Experiments on entrainment in an annulus with and without velocity gradient across the density interface

The entrainment process in a two layer density stratified fluid column was studied experimentally by imposing external shear stress on one or both layers. The experiments have been conducted in an annular tank containing two water layers of different salt concentration and the shear stress was applied by means of rotating screens. The following quantities were measured: the screen velocity (which was kept constant during each experiment), the stress at the upper screen, and vertical profiles of circumferential velocity and density at different radial locations. When equal stress was imposed at the surface of the upper layer and at the bottom of the lower layer, entrainment took place from the two sides of the density interface at equal rate so that the interface was stationary in the central position between the two screens and there was no velocity gradient across the interface.
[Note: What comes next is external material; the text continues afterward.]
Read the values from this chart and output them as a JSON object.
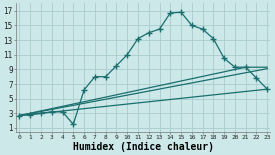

The dependence of the entrainment coefficient on Richardson number obtained in these experiments was similar in form to that obtained in the shear-free experiments with an oscillating grid (e.g. Nokes 1988). When a shear stress was applied at the upper surface only, the upper layer depth increased with time and a velocity gradient existed at the interface. The influence of the interfacial velocity gradient on the entrainment rate was studied by comparing the rates obtained with and without this velocity gradient. The entrainment rates were approximately the same for high values of the Richardson number while at low Richardson number the entrainment rate was much larger when a velocity gradient existed across the interface. The main results of this work are as follows:

1. Despite the curved geometry of the annular system, the dependence of the entrainment coefficient on Richardson number for shear-free interface experiments was found to be similar in form to that obtained for oscillating grid experiments.
2. The entrainment across the interface is due to turbulent energy generated at some distance from the interface by an external source (i.e. shear stress induced by a screen) and due to turbulence produced locally at the interface by a velocity gradient. The relative contribution of each turbulence source to the total entrainment was found to depend on the stability of the interface.